Hardly anyone in the United States except a few wild-eyed feminists was worrying about Afghan women before we paid our pet warlords to knock off the Taliban in 2001. Now Afghanistan is well on its way to becoming Obama's quagmire, full of angry civilians we've been bombing, reluctant allied troops from NATO, and corrupt local bureaucracies. The situation is FUBAR -- fouled up beyond all resolution.
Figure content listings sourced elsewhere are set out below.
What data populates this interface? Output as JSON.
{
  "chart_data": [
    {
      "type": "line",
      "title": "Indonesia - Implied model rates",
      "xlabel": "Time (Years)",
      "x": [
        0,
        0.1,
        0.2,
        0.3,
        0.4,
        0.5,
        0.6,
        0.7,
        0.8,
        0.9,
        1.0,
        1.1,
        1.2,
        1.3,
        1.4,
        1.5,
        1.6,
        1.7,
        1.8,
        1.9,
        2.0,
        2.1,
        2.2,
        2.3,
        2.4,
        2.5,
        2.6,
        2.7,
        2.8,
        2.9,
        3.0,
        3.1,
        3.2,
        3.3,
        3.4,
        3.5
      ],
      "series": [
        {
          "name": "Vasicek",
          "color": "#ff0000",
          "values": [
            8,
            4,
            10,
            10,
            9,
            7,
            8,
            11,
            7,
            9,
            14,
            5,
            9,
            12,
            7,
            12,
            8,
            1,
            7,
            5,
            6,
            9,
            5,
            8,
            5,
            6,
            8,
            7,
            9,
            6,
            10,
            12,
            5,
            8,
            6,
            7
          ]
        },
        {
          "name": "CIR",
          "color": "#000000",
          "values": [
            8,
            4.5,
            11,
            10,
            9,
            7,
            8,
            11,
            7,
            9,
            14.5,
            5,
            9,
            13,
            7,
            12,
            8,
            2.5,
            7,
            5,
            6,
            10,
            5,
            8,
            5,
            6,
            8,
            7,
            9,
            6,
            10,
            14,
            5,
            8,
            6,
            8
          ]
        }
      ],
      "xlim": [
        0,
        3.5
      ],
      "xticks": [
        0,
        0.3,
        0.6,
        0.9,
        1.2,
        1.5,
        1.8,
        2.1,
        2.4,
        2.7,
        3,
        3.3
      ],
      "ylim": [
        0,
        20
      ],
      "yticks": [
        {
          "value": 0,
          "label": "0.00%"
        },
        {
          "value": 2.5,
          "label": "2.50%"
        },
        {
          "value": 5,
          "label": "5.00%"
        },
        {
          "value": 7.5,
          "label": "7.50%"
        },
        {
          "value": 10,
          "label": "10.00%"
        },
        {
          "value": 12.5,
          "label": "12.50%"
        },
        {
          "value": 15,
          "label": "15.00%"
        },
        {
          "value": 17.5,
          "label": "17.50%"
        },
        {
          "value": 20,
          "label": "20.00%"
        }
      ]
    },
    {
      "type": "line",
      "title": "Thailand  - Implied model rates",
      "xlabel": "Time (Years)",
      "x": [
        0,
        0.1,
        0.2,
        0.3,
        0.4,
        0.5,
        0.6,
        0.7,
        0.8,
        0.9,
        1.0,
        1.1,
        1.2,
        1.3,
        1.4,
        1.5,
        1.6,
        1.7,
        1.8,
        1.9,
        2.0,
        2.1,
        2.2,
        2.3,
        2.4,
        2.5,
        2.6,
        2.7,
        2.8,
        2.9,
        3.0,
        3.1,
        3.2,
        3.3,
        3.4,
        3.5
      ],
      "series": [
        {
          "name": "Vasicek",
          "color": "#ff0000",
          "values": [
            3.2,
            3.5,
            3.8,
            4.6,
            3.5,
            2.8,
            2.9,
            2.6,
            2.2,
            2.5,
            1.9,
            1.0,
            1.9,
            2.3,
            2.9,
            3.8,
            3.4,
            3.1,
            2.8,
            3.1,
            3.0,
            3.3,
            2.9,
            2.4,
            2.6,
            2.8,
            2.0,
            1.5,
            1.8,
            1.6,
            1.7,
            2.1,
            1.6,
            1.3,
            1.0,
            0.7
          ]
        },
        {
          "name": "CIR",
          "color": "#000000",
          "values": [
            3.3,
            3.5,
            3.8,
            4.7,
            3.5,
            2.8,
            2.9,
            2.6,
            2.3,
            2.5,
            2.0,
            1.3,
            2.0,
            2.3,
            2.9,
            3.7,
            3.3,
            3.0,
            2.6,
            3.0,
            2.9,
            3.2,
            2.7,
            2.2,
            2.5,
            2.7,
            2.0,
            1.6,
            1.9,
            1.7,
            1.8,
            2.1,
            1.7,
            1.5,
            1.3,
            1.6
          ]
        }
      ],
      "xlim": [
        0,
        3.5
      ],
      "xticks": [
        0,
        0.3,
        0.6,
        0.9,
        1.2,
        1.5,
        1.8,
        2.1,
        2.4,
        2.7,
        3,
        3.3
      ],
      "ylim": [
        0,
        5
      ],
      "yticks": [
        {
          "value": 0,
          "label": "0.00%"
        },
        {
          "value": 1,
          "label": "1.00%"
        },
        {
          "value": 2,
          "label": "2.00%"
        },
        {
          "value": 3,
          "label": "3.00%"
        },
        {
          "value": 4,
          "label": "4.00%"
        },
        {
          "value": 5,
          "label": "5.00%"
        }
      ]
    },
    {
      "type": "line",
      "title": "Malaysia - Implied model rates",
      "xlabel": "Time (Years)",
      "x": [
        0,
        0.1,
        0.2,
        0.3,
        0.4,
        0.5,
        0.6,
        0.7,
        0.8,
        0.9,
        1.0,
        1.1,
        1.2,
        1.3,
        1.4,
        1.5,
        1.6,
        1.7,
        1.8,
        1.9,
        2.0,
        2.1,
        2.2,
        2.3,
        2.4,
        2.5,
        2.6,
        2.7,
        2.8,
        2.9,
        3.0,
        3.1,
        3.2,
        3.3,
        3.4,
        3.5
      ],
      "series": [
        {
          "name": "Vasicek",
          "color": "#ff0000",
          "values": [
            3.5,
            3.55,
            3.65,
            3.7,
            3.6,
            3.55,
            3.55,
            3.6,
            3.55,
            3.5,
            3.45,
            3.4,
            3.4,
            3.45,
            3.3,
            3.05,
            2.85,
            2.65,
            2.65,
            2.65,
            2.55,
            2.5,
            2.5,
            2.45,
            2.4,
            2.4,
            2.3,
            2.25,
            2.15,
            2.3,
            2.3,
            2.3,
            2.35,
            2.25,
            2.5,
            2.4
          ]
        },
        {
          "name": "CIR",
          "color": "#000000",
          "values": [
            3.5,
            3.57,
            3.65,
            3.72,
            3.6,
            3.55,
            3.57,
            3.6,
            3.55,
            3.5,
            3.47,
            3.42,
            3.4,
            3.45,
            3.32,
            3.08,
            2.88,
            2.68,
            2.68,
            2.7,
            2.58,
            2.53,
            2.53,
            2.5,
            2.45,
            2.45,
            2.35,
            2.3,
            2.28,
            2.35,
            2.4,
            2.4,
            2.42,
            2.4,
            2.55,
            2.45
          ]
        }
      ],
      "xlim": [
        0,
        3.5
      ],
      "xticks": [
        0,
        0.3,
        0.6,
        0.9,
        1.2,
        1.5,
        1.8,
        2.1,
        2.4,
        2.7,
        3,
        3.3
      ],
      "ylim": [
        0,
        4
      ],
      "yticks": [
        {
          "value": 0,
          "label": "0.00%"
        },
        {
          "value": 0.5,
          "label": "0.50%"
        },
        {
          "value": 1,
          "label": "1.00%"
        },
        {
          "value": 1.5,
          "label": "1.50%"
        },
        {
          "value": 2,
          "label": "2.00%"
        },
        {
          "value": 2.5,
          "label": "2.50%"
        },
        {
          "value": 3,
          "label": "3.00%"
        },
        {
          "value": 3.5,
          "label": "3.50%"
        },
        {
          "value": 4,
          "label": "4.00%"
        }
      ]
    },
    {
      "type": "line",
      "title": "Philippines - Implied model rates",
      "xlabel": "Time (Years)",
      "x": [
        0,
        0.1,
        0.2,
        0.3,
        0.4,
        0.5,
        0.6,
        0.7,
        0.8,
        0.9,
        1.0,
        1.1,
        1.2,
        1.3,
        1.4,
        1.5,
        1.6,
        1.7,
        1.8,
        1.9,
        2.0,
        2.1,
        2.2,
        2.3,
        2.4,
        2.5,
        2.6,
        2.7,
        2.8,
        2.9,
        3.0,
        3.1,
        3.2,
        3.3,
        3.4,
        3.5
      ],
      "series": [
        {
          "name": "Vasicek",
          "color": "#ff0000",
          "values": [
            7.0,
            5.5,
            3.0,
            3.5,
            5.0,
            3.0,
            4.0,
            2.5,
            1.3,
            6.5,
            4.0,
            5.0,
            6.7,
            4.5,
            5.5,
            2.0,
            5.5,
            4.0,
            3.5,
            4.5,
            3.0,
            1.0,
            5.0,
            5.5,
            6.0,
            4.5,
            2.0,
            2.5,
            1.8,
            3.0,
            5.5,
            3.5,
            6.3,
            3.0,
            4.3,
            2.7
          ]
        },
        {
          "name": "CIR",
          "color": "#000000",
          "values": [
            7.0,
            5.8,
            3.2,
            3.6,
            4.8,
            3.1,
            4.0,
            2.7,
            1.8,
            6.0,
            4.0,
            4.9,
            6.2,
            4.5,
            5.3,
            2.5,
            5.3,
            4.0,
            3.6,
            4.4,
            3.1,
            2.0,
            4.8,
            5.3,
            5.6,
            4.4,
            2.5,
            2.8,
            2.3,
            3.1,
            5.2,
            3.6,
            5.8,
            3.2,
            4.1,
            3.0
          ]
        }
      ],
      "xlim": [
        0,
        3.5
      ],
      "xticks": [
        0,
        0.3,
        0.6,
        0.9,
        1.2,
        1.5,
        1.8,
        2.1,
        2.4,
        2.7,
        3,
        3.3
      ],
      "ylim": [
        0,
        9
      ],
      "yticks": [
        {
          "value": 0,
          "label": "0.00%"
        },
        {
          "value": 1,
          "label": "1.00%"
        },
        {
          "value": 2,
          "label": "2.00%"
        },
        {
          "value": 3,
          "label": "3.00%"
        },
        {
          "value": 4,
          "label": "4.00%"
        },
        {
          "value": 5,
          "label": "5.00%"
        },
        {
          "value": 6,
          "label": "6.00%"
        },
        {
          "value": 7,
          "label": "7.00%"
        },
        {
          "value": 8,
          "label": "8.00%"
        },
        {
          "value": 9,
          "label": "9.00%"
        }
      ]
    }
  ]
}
Under George W. Bush, concern for Afghanistan's women was sometimes trotted out as a justification for our ongoing military adventure in Central Asia. Since our presence there seemed to consist of killing people and wondering why we weren't liked, this seemed more self-serving than anything else.
For people in the United States, Afghan women's situation should force us to think long and hard about the meaning of both international human rights and of solidarity in a world where our country's habit of throwing its military might around is one of the central problems. We do know terrible crimes are being committed . The Taliban's treatment of Afghan women -- denying them education, medical care, even the right to make a living -- was criminal. At least since the late 1970s, Afghanistan has been a terrible place for women.
Yet U.S. power cannot be wielded for good where our troops fear every man is a crazed terrorist out to kill them and where, despairing of better options, we will always end up turning over power to the latest cooperative strongman.
Afghan women are going to have to fight their own way into a peaceful place in their society. Maybe multi-lateral UN projects can assist them; maybe US feminists can help them materially. But they are going to have to win safety and dignity in their own country in their own way.